Klimaschutz ist vielleicht nicht das, was einem zuallererst einfällt angesichts eines neuen Krieges, der sich Bahn bricht, angesichts vorrückender Panzerverbände, fliehender Menschen und der Unsicherheit über die weitere Entwicklung des Konflikts. Unbestritten ist jedoch: Der Klimaschutz ist international eines der wichtigsten Themen unserer Zeit. Und: Krieg hat eine sehr unmittelbare und vor allem ernste Auswirkung auf den Klimaschutz.

Russische Panzer in der Region Rostow am Don Bild: picture alliance/dpa/TASS|String

Welche, das wollten wir von Astrid Sahm wissen. Sie ist bei der Stiftung Wissenschaft und Politik zuständig für Energie, Klima und Infrastrukturen – mit Schwerpunkt auf Russland, Osteuropa und Zentralasien. In welcher Weise betrifft der Krieg Russlands gegen die Ukraine also den internationalen Klimaschutz?

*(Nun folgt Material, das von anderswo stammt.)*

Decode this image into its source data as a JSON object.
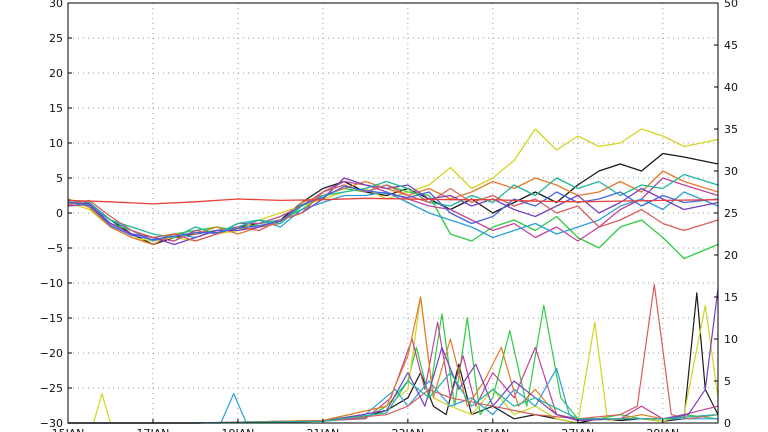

Strukturwandel, Dekarbonisierung, Green Deal

Zunächst, so Astrid Sahm, binde jeder Krieg finanzielle Ressourcen. Ressourcen, die für Reformen, zum Beispiel auf dem Energie- und Industriesektor, fehlten. So decke die Ukraine noch über 30 Prozent ihres Strombedarfs durch Steinkohle. Gleichzeitig sei die Stahlindustrie von großer Bedeutung für das Land. Ohne einen erfolgreichen Strukturwandel der ukrainischen Wirtschaft könne jedoch auch die EU nicht ihr Ziel erreichen, Europa zu einem klimaneutralen Kontinent zu machen.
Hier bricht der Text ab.